In a letter submitted to the Romanian government, AREI says that the decrease will speed up the contraction of the domestic real estate market, as the industry's contribution to Romania's GDP formation already decreased from 14.5% in 2020 to 13 % in 2022, and demand and supply plummeted in Q1 2023 - down 25% y-o-y.
Besides the negative budgetary consequences of the changes, AREI signals cascading consequences for the entire real estate ecosystem in Romania and effects that will also be felt by the public.
According to AREI analysis, there will be higher costs incurred on the final consumer and an increase in house prices.
"Repealing the 5% VAT on housing will be strongly felt by people on low incomes, especially young people and families with many children, who will no longer be able to afford the purchase of new houses. For example, for a 2- 3 room flat, the VAT rate increased to 9% will attract an additional cost of EUR 4,800 plus notary fees calculated on the total purchase value, but real estate prices in Romania have already increased by 12% in less than 2 years."

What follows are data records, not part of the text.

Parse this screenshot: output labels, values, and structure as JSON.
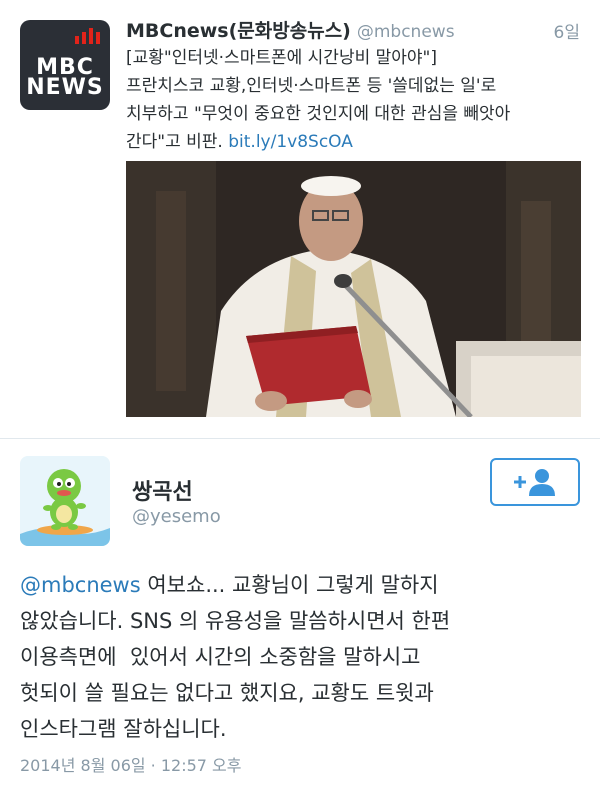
{
  "quoted_tweet": {
    "author_name": "MBCnews(문화방송뉴스)",
    "author_handle": "@mbcnews",
    "time": "6일",
    "avatar_text_line1": "MBC",
    "avatar_text_line2": "NEWS",
    "text_line1": "[교황\"인터넷·스마트폰에 시간낭비 말아야\"]",
    "text_line2": "프란치스코 교황,인터넷·스마트폰 등 '쓸데없는 일'로",
    "text_line3": "치부하고 \"무엇이 중요한 것인지에 대한 관심을 빼앗아",
    "text_line4": "간다\"고 비판.",
    "link": "bit.ly/1v8ScOA",
    "photo_icon": "photo-of-pope-at-podium"
  },
  "main_tweet": {
    "author_name": "쌍곡선",
    "author_handle": "@yesemo",
    "avatar_icon": "green-dinosaur-mascot-icon",
    "follow_icon": "add-user-icon",
    "mention": "@mbcnews",
    "text_line1_rest": " 여보쇼... 교황님이 그렇게 말하지",
    "text_line2": "않았습니다. SNS 의 유용성을 말씀하시면서 한편",
    "text_line3": "이용측면에  있어서 시간의 소중함을 말하시고",
    "text_line4": "헛되이 쓸 필요는 없다고 했지요, 교황도 트윗과",
    "text_line5": "인스타그램 잘하십니다.",
    "timestamp": "2014년 8월 06일 · 12:57 오후"
  },
  "colors": {
    "link": "#2b7bb9",
    "muted": "#8899a6",
    "follow_border": "#3a95dc",
    "text": "#292f33"
  }
}
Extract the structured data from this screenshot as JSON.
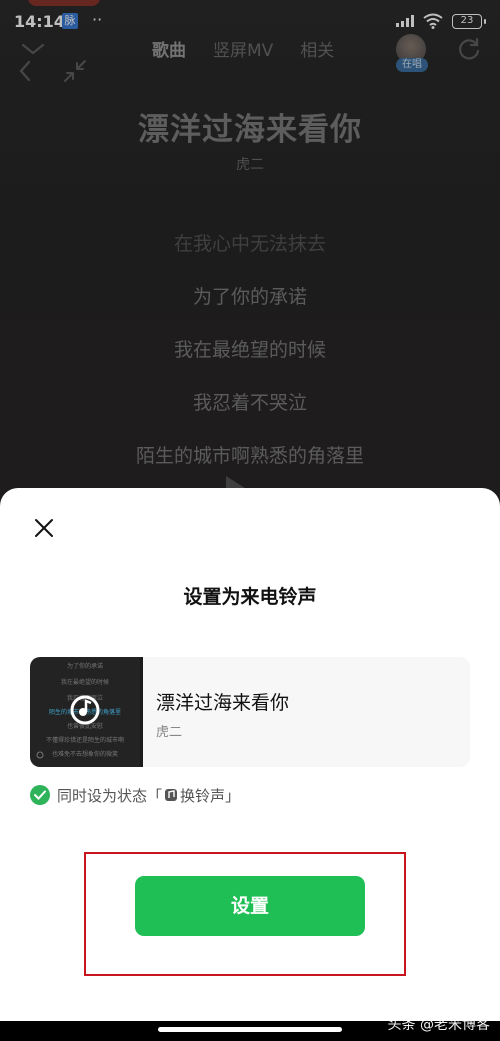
{
  "status_bar": {
    "time": "14:14",
    "badge": "脉",
    "dots": "··",
    "battery": "23"
  },
  "player": {
    "tabs": [
      "歌曲",
      "竖屏MV",
      "相关"
    ],
    "avatar_tag": "在唱",
    "song_title": "漂洋过海来看你",
    "song_artist": "虎二",
    "lyrics": [
      "在我心中无法抹去",
      "为了你的承诺",
      "我在最绝望的时候",
      "我忍着不哭泣",
      "陌生的城市啊熟悉的角落里"
    ],
    "thumb_lyrics": [
      "为了你的承诺",
      "我在最绝望的时候",
      "我忍着不哭泣",
      "陌生的城市啊熟悉的角落里",
      "也曾彼此安慰",
      "不懂得珍惜还是陌生的城市啊",
      "也难免不去想象你的微笑"
    ]
  },
  "sheet": {
    "title": "设置为来电铃声",
    "card_title": "漂洋过海来看你",
    "card_artist": "虎二",
    "checkbox_before": "同时设为状态「",
    "checkbox_after": "换铃声」",
    "checkbox_checked": true,
    "set_button": "设置"
  },
  "watermark": "头条 @老米博客",
  "colors": {
    "accent": "#1fbf56",
    "check": "#2fb35a",
    "highlight": "#c8141c"
  }
}
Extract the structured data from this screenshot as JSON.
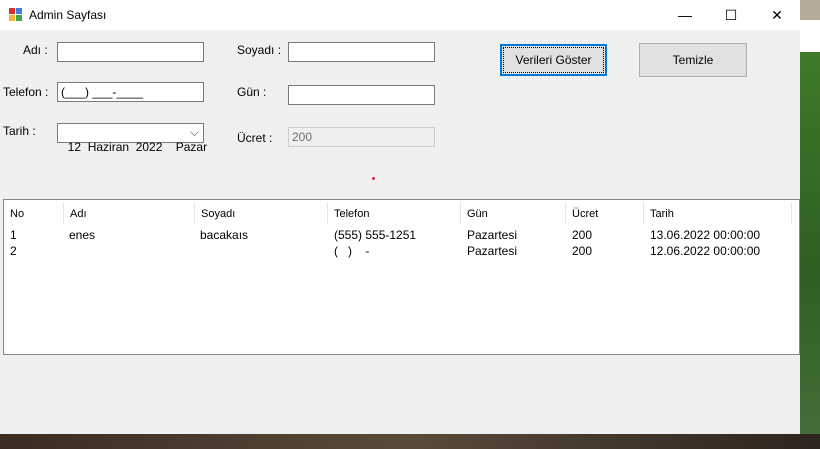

On the other hand, an increased financial pressure could lead some developers to compromise on the quality of materials used in construction.
At the same time, the developers could be forced to reduce the size of the housing units in order to keep the final price of the flats affordable.
According to AREI, approximately 91% of the construction and real estate companies operating in Romania are micro-enterprises, and the level of generalised taxation applied to the discussed changes will increase from RON 338 million in 2022 to RON 1.478 billion in 2024, that is from 1.1% of turnover in 2022 to 5% of turnover in 2024, four times the national average.